Au cours du dernier million d'années, le climat de la Terre a été caractérisé par de longues périodes de temps froid durant lesquelles les glaciers continentaux couvraient de vastes surfaces. Chacune de ces périodes durait de 80 000 à 100 000 ans et elles étaient entrecoupées par des périodes plus brèves de temps plus chaud, de 10000 à 15000 ans chacune. Au dernier maximum glaciaire, il y a environ 18000 ans, le niveau des océans était inférieur de 130 m à celui d'aujourd'hui. A cette époque, les Bahamas étaient une énorme masse de terres émergées et la région sahélienne de l'Afrique était un désert. Les glaciers continentaux commencèrent à se retirer il y a à peu près 10 000 ans. Il y a environ 6 000 ans, alors que les glaciers étaient encore en phase de retrait, la Terre est entrée dans une période durant laquelle les températures moyennes étaient à peu près égales à celles d'aujourd'hui mais avec des étés légèrement plus chauds et des hivers plus froids. Les précipitations augmentèrent dans le Sahel africain et le niveau du Lac Tchad monta jusqu'à plus de 40 m au-dessus de celui d'aujourd'hui. En Afrique, les civilisations étaient considérablement plus avancées qu'en Europe. Les plaques de glace continuant à se retirer vers le nord, le Sahel devint à nouveau une région à faible pluviosité, ses zones septentrionales étant envahies par le désert du Sahara.
De nombreux scientifiques estiment que la période de températures relativement douces dont nous bénéficions aujourd'hui finira par conduire à une autre ère glaciaire (Easterling, 1990; Harrington, 1987).
Figure 1.1 - Tableau général des variations de températures et de précipitations au cours de l'histoire géologique. Les courbes indiquent les écarts aux moyennes globales actuelles. En noir, périodes plus froides que la période actuelle. Les tirets indiquent des données fragmentaires (Source: Goodess et al, 1992).
D'après les données historiques, au cours des 1100 dernières années, la terre a connu des variations climatiques, du moins à l'échelon régional, suffisamment stables et d'assez longue durée pour être considérées comme des changements climatiques (Easterling, 1990).

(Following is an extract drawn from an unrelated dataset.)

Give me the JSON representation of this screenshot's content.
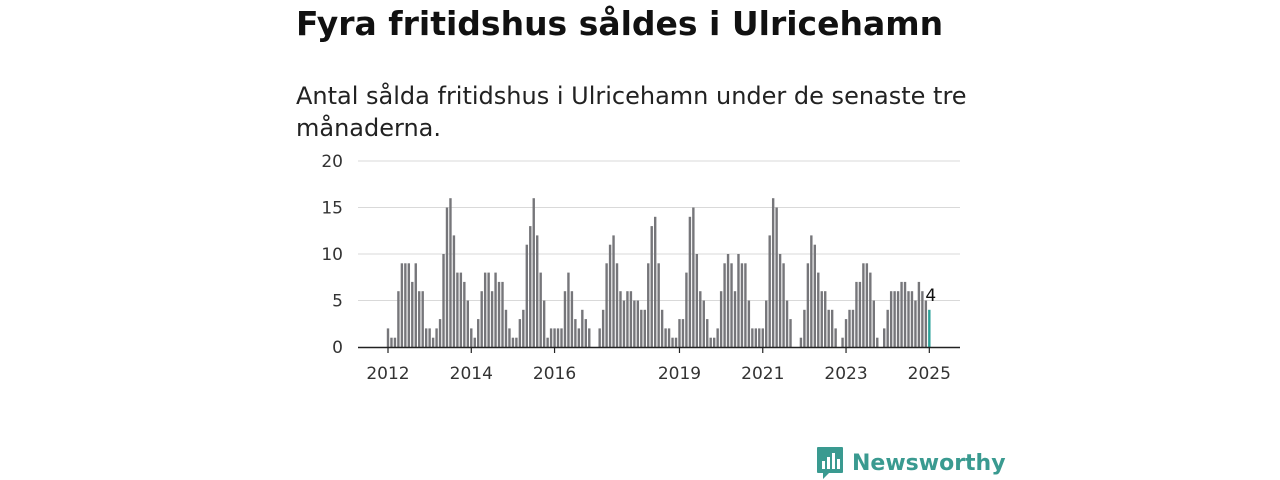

Durant la période de l'histoire de l'Europe connue sous le nom de Moyen Age, un climat chaud, qui a duré à peu près de 900 à 1200 après J.-C. a dominé la plus grande partie de l'Europe; il fut appelé Optimum Médiéval. Cette période a permis à l'homme de s'installer dans des régions qui seraient aujourd'hui considérées comme trop rudes sur le plan climatique. Durant l'Optimum Médiéval, on cultivait l'avoine et l'orge en Islande et la vigne prospérait dans le sud de l'Angleterre. Les forêts canadiennes s'étendaient beaucoup plus loin vers le nord qu'elles ne le font aujourd'hui, les colonies agricoles prospéraient dans les hautes terres du nord de l'Ecosse et une colonie viking était établie au Groenland.
L'Optimum Médiéval se termina au XIIIe siècle et fut remplacé par 600 années de refroidissement prononcé. Le froid s'intensifiant, cette période est devenue connue sous le nom de Petit Age Glaciaire. La couverture de neige et de glace n'avait jamais été aussi étendue depuis le Pléistocène et ses immenses glaciers. Les colonies vikings qui existaient au Groenland entre 985 et 1500 après J.-C. disparurent. Les forêts d'Amérique du Nord se retirèrent vers le sud et, dans le nord de l'Europe, les canaux étaient souvent gelés pendant tout l'hiver, bloquant les transports par voie d'eau.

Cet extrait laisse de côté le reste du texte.